We only found a couple of other examples, most in Hong Kong, from chefs and restaurants bragging that they were serving this. We called and ordered it in advance, and when we arrived the next day we were seated at one of those big round tables with a central lazy Susan even though there were just two of us.
“Oh, but you ordered that big dish, so we seated you here!” we were told by the owner, who had a big smile.
When it arrived, it did make for a showy presentation: large and flat with crispy golden skin sliced into slim rectangles, two chicken wings placed where they’d be on the actual (non-flat) bird, and some sliced red tomatoes where the head would be (one of the pictures we found of this dish at a Hong Kong restaurant had the actual chicken head instead of the tomatoes).
The high price was more understandable once we saw this, and we asked how it was prepared. We were told it requires a free-range chicken because the skin is much healthier, making it easier to completely debone the chicken while leaving all the outer skin intact. This is then left to dry a while and then baked for a bit to get a solid structure and crispiness, at which point it is stuffed with a chopped-up shrimp paste and finally fried. That’s a lot of labor, and a lot of shrimp.

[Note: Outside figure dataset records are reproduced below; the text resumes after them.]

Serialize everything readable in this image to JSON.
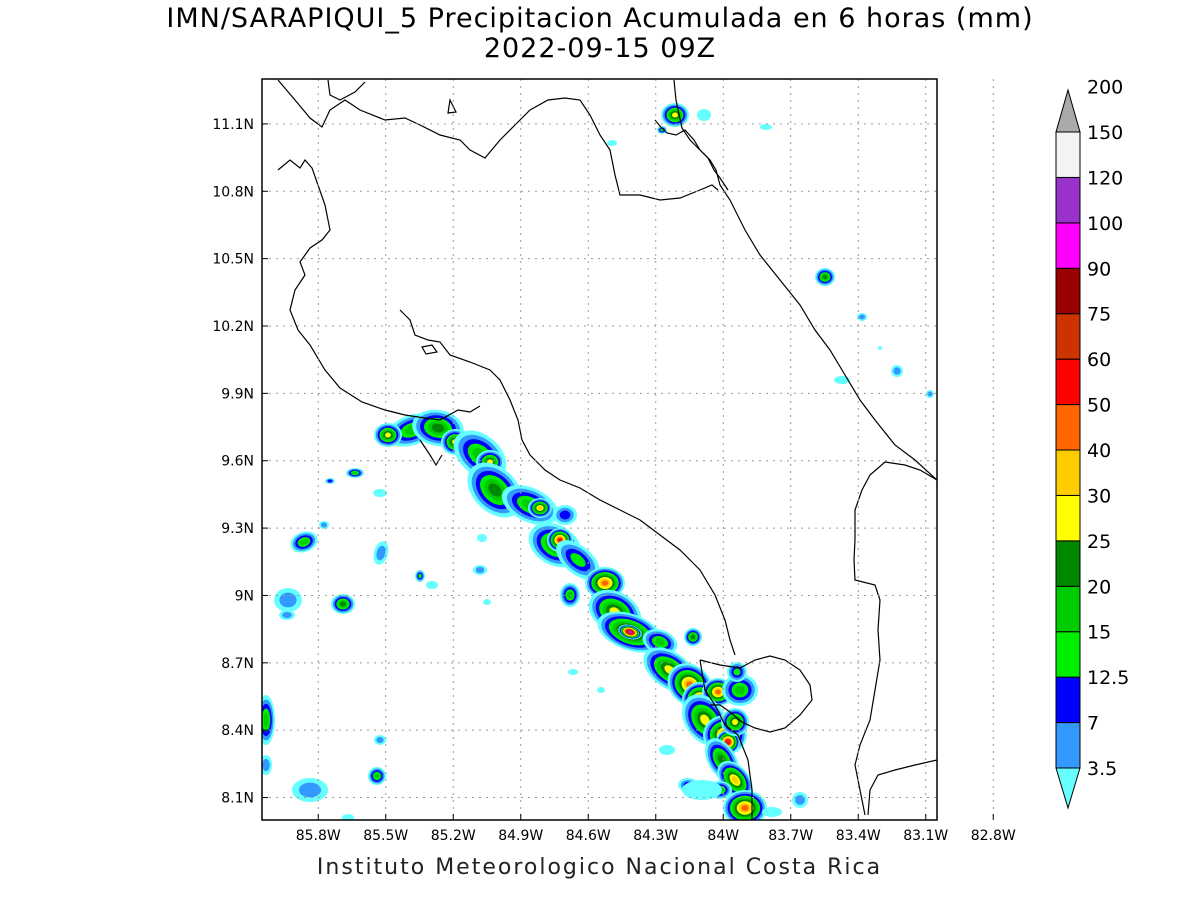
{
  "title": {
    "line1": "IMN/SARAPIQUI_5 Precipitacion Acumulada en 6 horas (mm)",
    "line2": "2022-09-15 09Z"
  },
  "credit": "Instituto Meteorologico Nacional Costa Rica",
  "map": {
    "lon_range": [
      -86.05,
      -83.05
    ],
    "lat_range": [
      8.0,
      11.3
    ],
    "x_ticks": [
      {
        "lon": -85.8,
        "label": "85.8W"
      },
      {
        "lon": -85.5,
        "label": "85.5W"
      },
      {
        "lon": -85.2,
        "label": "85.2W"
      },
      {
        "lon": -84.9,
        "label": "84.9W"
      },
      {
        "lon": -84.6,
        "label": "84.6W"
      },
      {
        "lon": -84.3,
        "label": "84.3W"
      },
      {
        "lon": -84.0,
        "label": "84W"
      },
      {
        "lon": -83.7,
        "label": "83.7W"
      },
      {
        "lon": -83.4,
        "label": "83.4W"
      },
      {
        "lon": -83.1,
        "label": "83.1W"
      },
      {
        "lon": -82.8,
        "label": "82.8W"
      }
    ],
    "y_ticks": [
      {
        "lat": 11.1,
        "label": "11.1N"
      },
      {
        "lat": 10.8,
        "label": "10.8N"
      },
      {
        "lat": 10.5,
        "label": "10.5N"
      },
      {
        "lat": 10.2,
        "label": "10.2N"
      },
      {
        "lat": 9.9,
        "label": "9.9N"
      },
      {
        "lat": 9.6,
        "label": "9.6N"
      },
      {
        "lat": 9.3,
        "label": "9.3N"
      },
      {
        "lat": 9.0,
        "label": "9N"
      },
      {
        "lat": 8.7,
        "label": "8.7N"
      },
      {
        "lat": 8.4,
        "label": "8.4N"
      },
      {
        "lat": 8.1,
        "label": "8.1N"
      }
    ],
    "grid": true
  },
  "legend": {
    "labels": [
      "3.5",
      "7",
      "12.5",
      "15",
      "20",
      "25",
      "30",
      "40",
      "50",
      "60",
      "75",
      "90",
      "100",
      "120",
      "150",
      "200"
    ],
    "colors": [
      "#66ffff",
      "#3399ff",
      "#0000ff",
      "#00ee00",
      "#00cc00",
      "#008800",
      "#ffff00",
      "#ffcc00",
      "#ff6600",
      "#ff0000",
      "#cc3300",
      "#990000",
      "#ff00ff",
      "#9933cc",
      "#f4f4f4",
      "#aaaaaa"
    ]
  }
}
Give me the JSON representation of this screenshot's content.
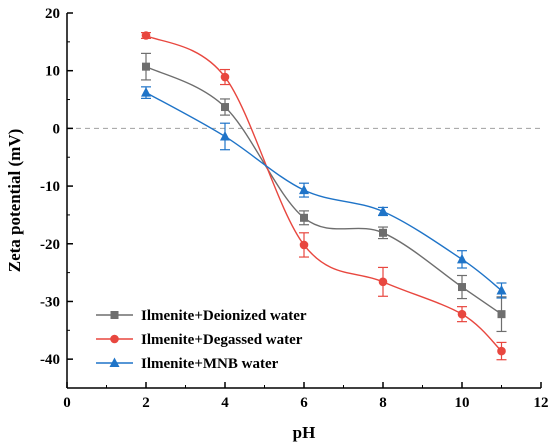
{
  "chart_data": {
    "type": "line",
    "title": "",
    "xlabel": "pH",
    "ylabel": "Zeta potential (mV)",
    "xlim": [
      0,
      12
    ],
    "ylim": [
      -45,
      20
    ],
    "xticks": [
      "0",
      "2",
      "4",
      "6",
      "8",
      "10",
      "12"
    ],
    "yticks": [
      "20",
      "10",
      "0",
      "-10",
      "-20",
      "-30",
      "-40"
    ],
    "reference_line": {
      "y": 0,
      "style": "dashed",
      "color": "#a0a0a0"
    },
    "grid": false,
    "legend_position": "bottom-left",
    "series": [
      {
        "name": "Ilmenite+Deionized water",
        "color": "#6e6e6e",
        "marker": "square",
        "x": [
          2,
          4,
          6,
          8,
          10,
          11
        ],
        "y": [
          10.7,
          3.7,
          -15.5,
          -18.1,
          -27.5,
          -32.2
        ],
        "err": [
          2.3,
          1.4,
          1.2,
          1.0,
          2.0,
          3.0
        ]
      },
      {
        "name": "Ilmenite+Degassed water",
        "color": "#e8473f",
        "marker": "circle",
        "x": [
          2,
          4,
          6,
          8,
          10,
          11
        ],
        "y": [
          16.1,
          8.9,
          -20.2,
          -26.6,
          -32.2,
          -38.6
        ],
        "err": [
          0.5,
          1.3,
          2.1,
          2.5,
          1.3,
          1.5
        ]
      },
      {
        "name": "Ilmenite+MNB water",
        "color": "#1f74c8",
        "marker": "triangle",
        "x": [
          2,
          4,
          6,
          8,
          10,
          11
        ],
        "y": [
          6.2,
          -1.4,
          -10.7,
          -14.4,
          -22.7,
          -28.1
        ],
        "err": [
          1.0,
          2.3,
          1.2,
          0.7,
          1.5,
          1.3
        ]
      }
    ]
  }
}
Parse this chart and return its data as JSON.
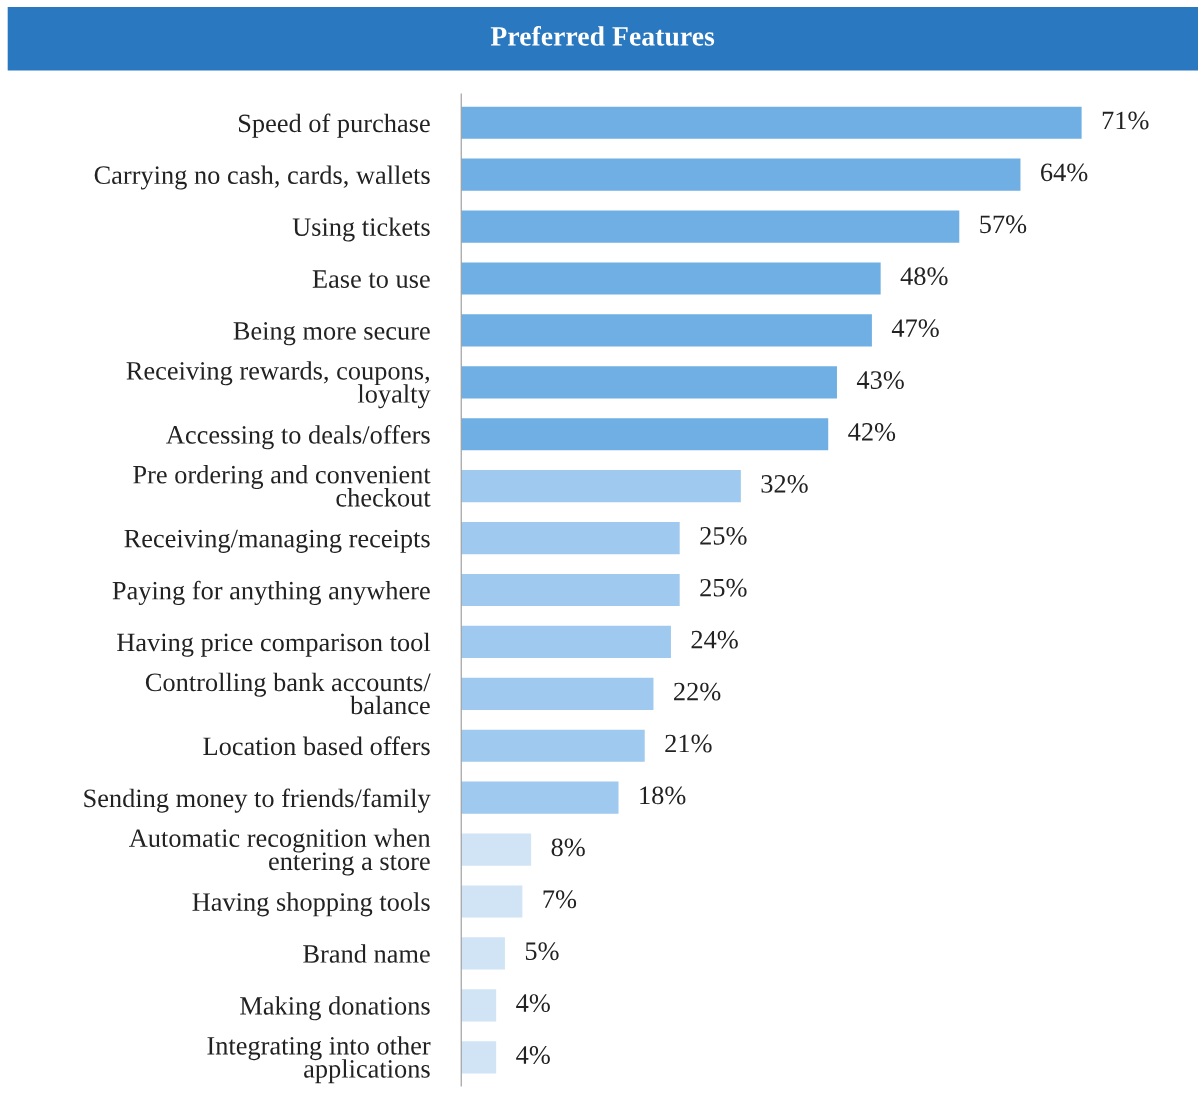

![](https://media2.dallasobserver.com/dal/imager/u/blog/19501597/royal_kitchen_-_hank_vaughn-14.jpg?cb=1717512423)
When cut into squares, the dish provides a wonderful experience of crispy chicken skin and chopped shrimp, the edge pieces being especially good.
Hank Vaughn
When the check arrived, we were surprised that it cost only $48, not $55.20, when ordered for sit-down service. At this bargain price you almost have to experience this rare dish and order a couple of hot and sour soups with your savings.
3100 Independence Parkway, No. 322, Plano; Monday, Wednesday – Friday, 10:30 a.m. – 2:30 p.m. and 4:30–9 p.m.; Saturday, 10 a.m. – 3 p.m. and 4–9:30 p.m.; Sunday, 10 a.m. – 3 p.m. and 4–9 p.m.; closed Tuesday.